There is much to get behind as a parent. Plenty of youth activities bring together kids of different religious, ethnic, and socioeconomic backgrounds and push them in a single direction. Breaking is one of the few that lets kids channel their cultures and express themselves, but still within a framework that lets them compete with, and teach, their peers. To see young Jewish kids mixing up their skills with African-American, Latino, and other peers, and coming to the other side in places they could never have gotten to on their own, hearkens back to the way Jewish players influenced jazz.
Rock The Future
And for his part, Castillo is remarkably savvy and entrepreneurial, with a future that includes developing the concept of breakin’ as a competitive sport, expanding the work of the United Breakin’ Association and eventually getting breaking in to the Olympics. That quest begins with an expanding series of sponsored competitions — somewhat more organized and official but still similar to what you saw in 1984’s Breakin’ — with events like Rock the Box on April 26 (tickets here) that will include dancers from across the country.

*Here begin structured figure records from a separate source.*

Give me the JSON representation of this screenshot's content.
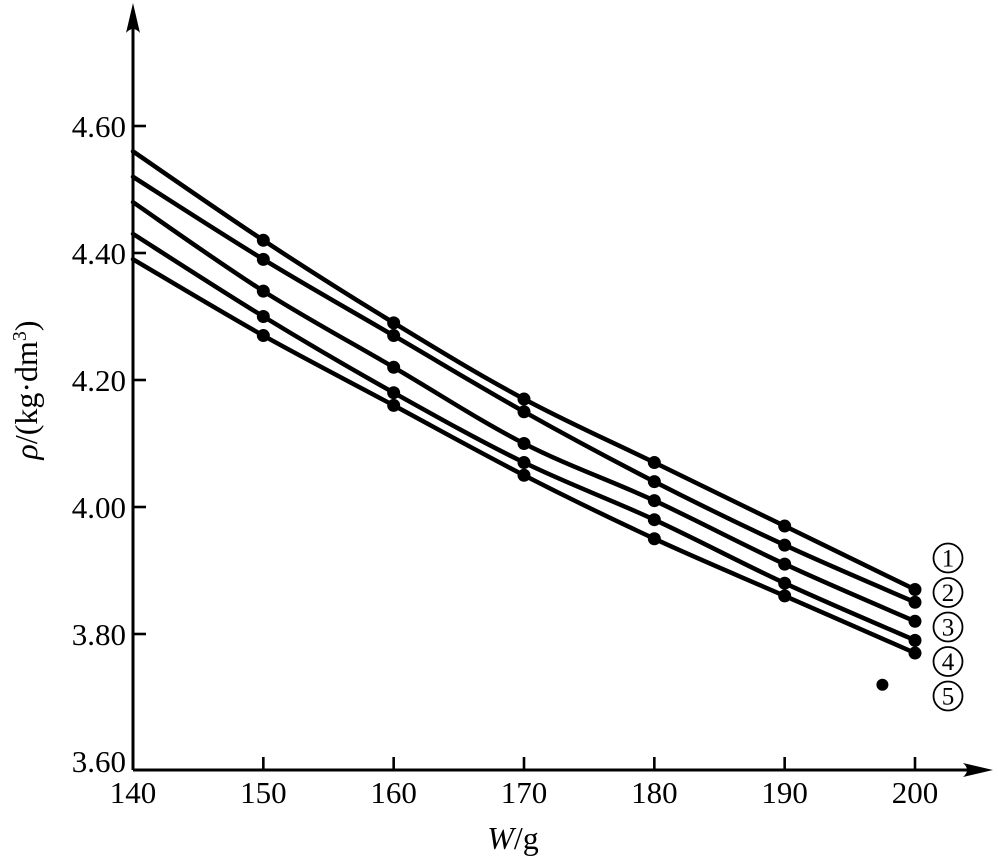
{
  "figure": {
    "background": "#ffffff",
    "ink_color": "#000000"
  },
  "axis_titles": {
    "x_variable": "W",
    "x_units_suffix": "/g",
    "y_variable": "ρ",
    "y_units_prefix": "/(kg·dm",
    "y_units_sup": "3",
    "y_units_suffix": ")"
  },
  "chart_data": {
    "type": "line",
    "title": "",
    "xlabel": "W/g",
    "ylabel": "ρ/(kg·dm³)",
    "x": [
      140,
      150,
      160,
      170,
      180,
      190,
      200
    ],
    "marker_x_start": 150,
    "series": [
      {
        "name": "series-1",
        "legend": "①",
        "legend_digit": "1",
        "values": [
          4.56,
          4.42,
          4.29,
          4.17,
          4.07,
          3.97,
          3.87
        ]
      },
      {
        "name": "series-2",
        "legend": "②",
        "legend_digit": "2",
        "values": [
          4.52,
          4.39,
          4.27,
          4.15,
          4.04,
          3.94,
          3.85
        ]
      },
      {
        "name": "series-3",
        "legend": "③",
        "legend_digit": "3",
        "values": [
          4.48,
          4.34,
          4.22,
          4.1,
          4.01,
          3.91,
          3.82
        ]
      },
      {
        "name": "series-4",
        "legend": "④",
        "legend_digit": "4",
        "values": [
          4.43,
          4.3,
          4.18,
          4.07,
          3.98,
          3.88,
          3.79
        ]
      },
      {
        "name": "series-5",
        "legend": "⑤",
        "legend_digit": "5",
        "values": [
          4.39,
          4.27,
          4.16,
          4.05,
          3.95,
          3.86,
          3.77
        ]
      }
    ],
    "isolated_point": {
      "x": 197.5,
      "y": 3.72
    },
    "x_ticks": [
      140,
      150,
      160,
      170,
      180,
      190,
      200
    ],
    "x_tick_labels": [
      "140",
      "150",
      "160",
      "170",
      "180",
      "190",
      "200"
    ],
    "y_ticks": [
      3.6,
      3.8,
      4.0,
      4.2,
      4.4,
      4.6
    ],
    "y_tick_labels": [
      "3.60",
      "3.80",
      "4.00",
      "4.20",
      "4.40",
      "4.60"
    ],
    "xlim": [
      140,
      206
    ],
    "ylim": [
      3.58,
      4.8
    ],
    "grid": false,
    "legend_position": "right-of-curve-ends",
    "marker": "filled-circle",
    "line_color": "#000000"
  }
}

But also any number of young Jewish kids from DC. It may well be your best chance anywhere to see a B-boy sporting a kippah and tzitzit, as was seen at a similar competition at The Lab back in October (do yourself a favor – spend 6 minutes and watch this video).

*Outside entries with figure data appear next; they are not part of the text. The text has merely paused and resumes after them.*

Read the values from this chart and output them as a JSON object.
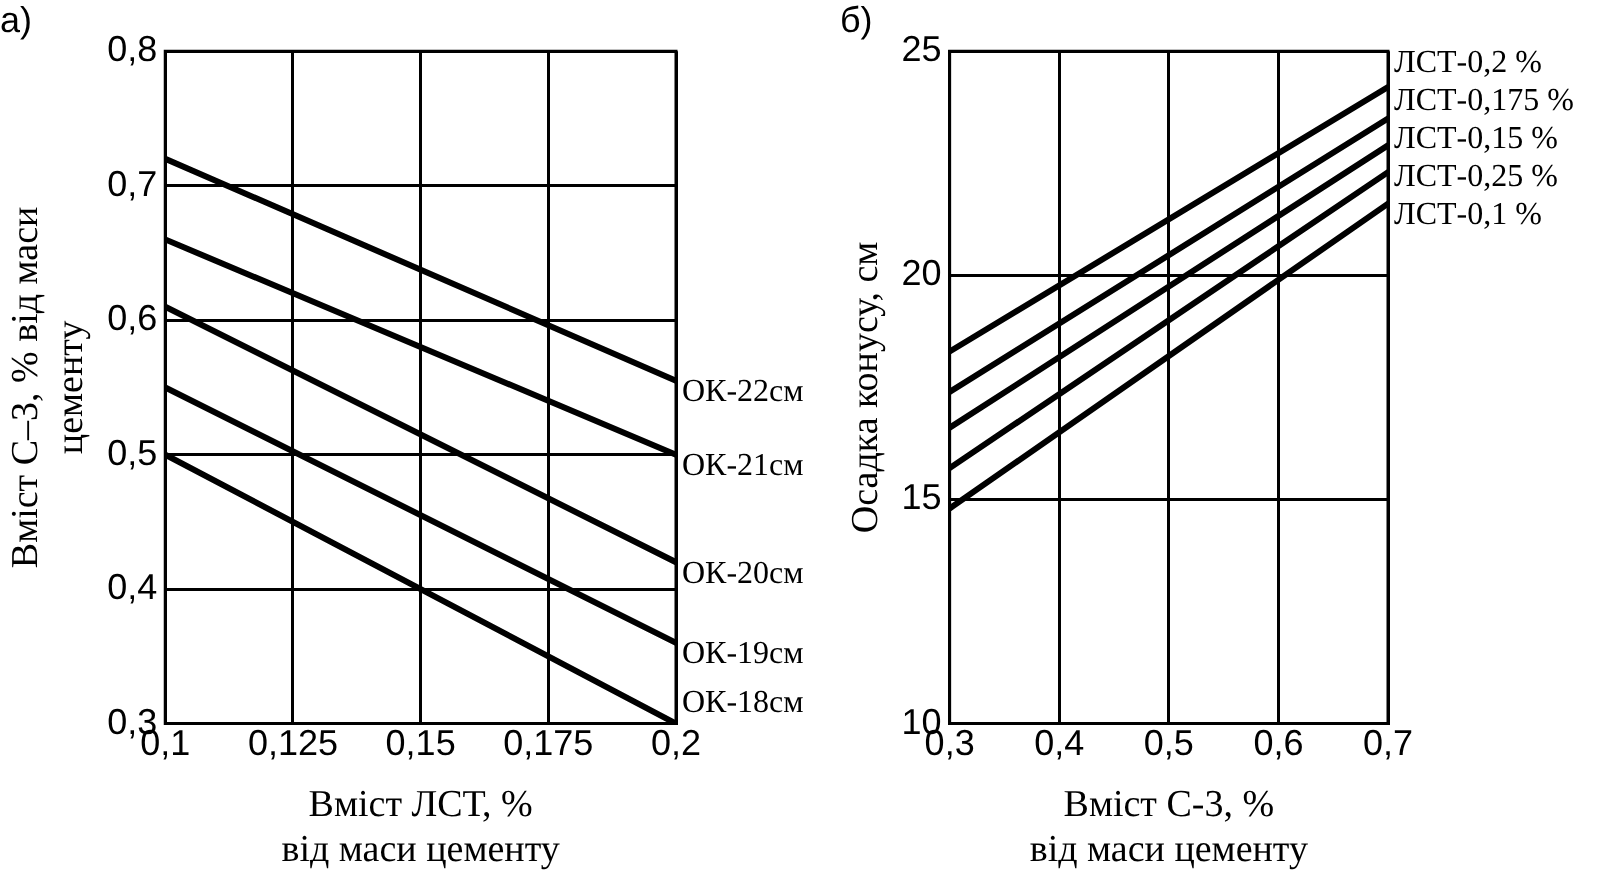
{
  "chart_data": [
    {
      "type": "line",
      "title": "а)",
      "xlabel": [
        "Вміст ЛСТ, %",
        "від маси цементу"
      ],
      "ylabel": [
        "Вміст С–3, % від маси",
        "цементу"
      ],
      "xlim": [
        0.1,
        0.2
      ],
      "xticks": [
        {
          "value": 0.1,
          "label": "0,1"
        },
        {
          "value": 0.125,
          "label": "0,125"
        },
        {
          "value": 0.15,
          "label": "0,15"
        },
        {
          "value": 0.175,
          "label": "0,175"
        },
        {
          "value": 0.2,
          "label": "0,2"
        }
      ],
      "ylim": [
        0.3,
        0.8
      ],
      "yticks": [
        {
          "value": 0.3,
          "label": "0,3"
        },
        {
          "value": 0.4,
          "label": "0,4"
        },
        {
          "value": 0.5,
          "label": "0,5"
        },
        {
          "value": 0.6,
          "label": "0,6"
        },
        {
          "value": 0.7,
          "label": "0,7"
        },
        {
          "value": 0.8,
          "label": "0,8"
        }
      ],
      "grid": true,
      "legend": false,
      "marker": "none",
      "line_style": "solid",
      "x": [
        0.1,
        0.2
      ],
      "series": [
        {
          "name": "ОК-22см",
          "color": "#000000",
          "values": [
            0.72,
            0.555
          ]
        },
        {
          "name": "ОК-21см",
          "color": "#000000",
          "values": [
            0.66,
            0.5
          ]
        },
        {
          "name": "ОК-20см",
          "color": "#000000",
          "values": [
            0.61,
            0.42
          ]
        },
        {
          "name": "ОК-19см",
          "color": "#000000",
          "values": [
            0.55,
            0.36
          ]
        },
        {
          "name": "ОК-18см",
          "color": "#000000",
          "values": [
            0.5,
            0.3
          ]
        }
      ]
    },
    {
      "type": "line",
      "title": "б)",
      "xlabel": [
        "Вміст С-3, %",
        "від маси цементу"
      ],
      "ylabel": "Осадка конусу, см",
      "xlim": [
        0.3,
        0.7
      ],
      "xticks": [
        {
          "value": 0.3,
          "label": "0,3"
        },
        {
          "value": 0.4,
          "label": "0,4"
        },
        {
          "value": 0.5,
          "label": "0,5"
        },
        {
          "value": 0.6,
          "label": "0,6"
        },
        {
          "value": 0.7,
          "label": "0,7"
        }
      ],
      "ylim": [
        10,
        25
      ],
      "yticks": [
        10,
        15,
        20,
        25
      ],
      "grid": true,
      "legend": false,
      "marker": "none",
      "line_style": "solid",
      "x": [
        0.3,
        0.7
      ],
      "series": [
        {
          "name": "ЛСТ-0,2 %",
          "color": "#000000",
          "values": [
            18.3,
            24.2
          ]
        },
        {
          "name": "ЛСТ-0,175 %",
          "color": "#000000",
          "values": [
            17.4,
            23.5
          ]
        },
        {
          "name": "ЛСТ-0,15 %",
          "color": "#000000",
          "values": [
            16.6,
            22.9
          ]
        },
        {
          "name": "ЛСТ-0,25 %",
          "color": "#000000",
          "values": [
            15.7,
            22.3
          ]
        },
        {
          "name": "ЛСТ-0,1 %",
          "color": "#000000",
          "values": [
            14.8,
            21.6
          ]
        }
      ]
    }
  ]
}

Both Yedidya and Eliav told me again and again how good the dance makes them feel, and how it not only gives them a way to move their very active selves, but also to try expand what they know with new moves. Even moves that might have seemed crazy when they first started.
Slowly it has started to seep in to their Jewish lives as well, with Yedidya reporting that breakin’ could be seen during the hakafot last Simchat Torah. Just a few weeks ago, breaking was on the bimah at a local shul’s Purim talent show. With breakin’ built on joy, Simchat Torah and Purim may be just the first of many Jewish celebrations that start to include the dance.

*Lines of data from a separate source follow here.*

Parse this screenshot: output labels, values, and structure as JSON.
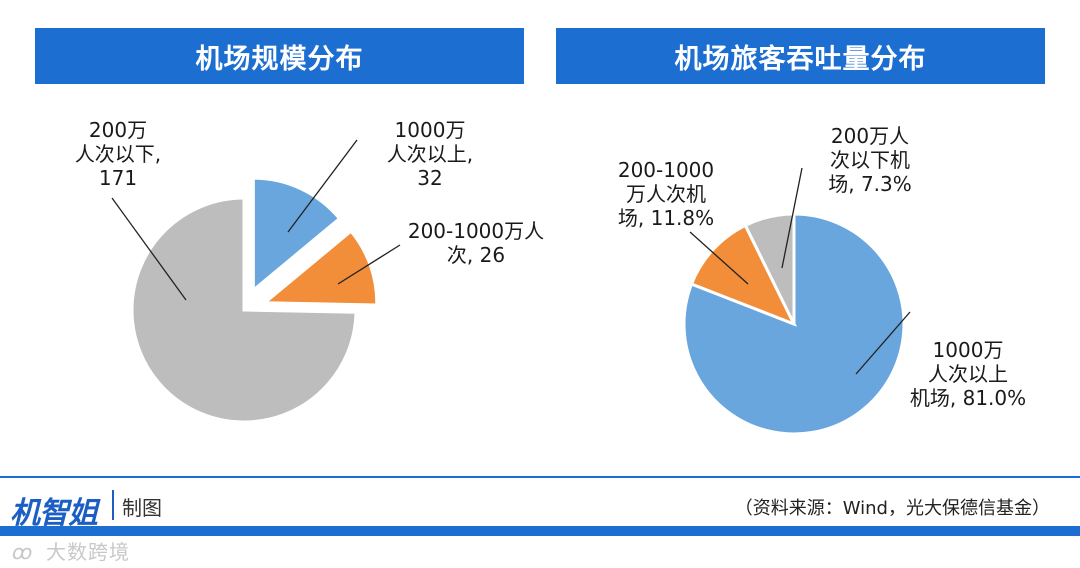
{
  "chart_data": [
    {
      "type": "pie",
      "title": "机场规模分布",
      "slices": [
        {
          "label": "1000万人次以上",
          "value": 32,
          "color": "#6aa6de",
          "exploded": true,
          "label_lines": [
            "1000万",
            "人次以上,",
            "32"
          ]
        },
        {
          "label": "200-1000万人次",
          "value": 26,
          "color": "#f28e3a",
          "exploded": true,
          "label_lines": [
            "200-1000万人",
            "次, 26"
          ]
        },
        {
          "label": "200万人次以下",
          "value": 171,
          "color": "#bdbdbd",
          "exploded": false,
          "label_lines": [
            "200万",
            "人次以下,",
            "171"
          ]
        }
      ]
    },
    {
      "type": "pie",
      "title": "机场旅客吞吐量分布",
      "slices": [
        {
          "label": "1000万人次以上机场",
          "value": 81.0,
          "color": "#6aa6de",
          "label_lines": [
            "1000万",
            "人次以上",
            "机场, 81.0%"
          ]
        },
        {
          "label": "200-1000万人次机场",
          "value": 11.8,
          "color": "#f28e3a",
          "label_lines": [
            "200-1000",
            "万人次机",
            "场, 11.8%"
          ]
        },
        {
          "label": "200万人以下机场",
          "value": 7.3,
          "color": "#bdbdbd",
          "label_lines": [
            "200万人",
            "次以下机",
            "场, 7.3%"
          ]
        }
      ]
    }
  ],
  "footer": {
    "brand": "机智姐",
    "brand_sub": "制图",
    "source": "（资料来源：Wind，光大保德信基金）",
    "watermark": "大数跨境",
    "accent_color": "#1c6fd1"
  }
}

No one can quite explain the gravitation of young Jews to the breakin’ scene in DC. Perhaps it is the adaptive nature of at least some parts of the Jewish community and the familiarity with interacting with, and occasionally integrating parts of, other cultures that makes this a natural connection. Or maybe it is something unique to The Lab DC’s approach that encourages individuality, but within a larger and more organized framework, that resonates, given how much of Jewish practice focuses on an individual’s approach to what appear on the surface to be a prescribed series of prayers and rituals.
Or the ultimate reflection of “ve-ahavata l’reicha kamocha.” The breaking studio or the “box” during a competition is a place where everyone claps along for each other, even while competing. You will often see dancers trying to show each other up, but all the while just as ready to be schooled when their turn is done.
Then again, it could just be that there is a group of young Jewish kids in DC who are realizing that there is a physical element to finding spiritual joy. As another 8 year-old B-boy, Adiv “Lightning Foot” Brooks-Rubin (full disclosure: my son) told me, “It’s just kind of cool that breaking is something I can feel in my heart. Maybe when it was starting out, it was just people moving their legs and feet, but it’s more now.”
Having watched my share of breaking classes and competitions now, I can only agree. I have watched Adiv grow in to himself through breaking, finding levels of creativity, curiosity, daring, and yes, a bit of swagger, that were hard to imagine before. The combination of athletic skill and artistic sensibility makes breaking a unique art form for kids who may be in to sports or the arts, or maybe who’ve never found their stride in either.
It’s a system that lets you be yourself, to put your own stamp on whatever you do, but always within a bigger collective of supportive and fun friends/competitors.
And as a parent, Jewish or not, that’s about all you can ask for.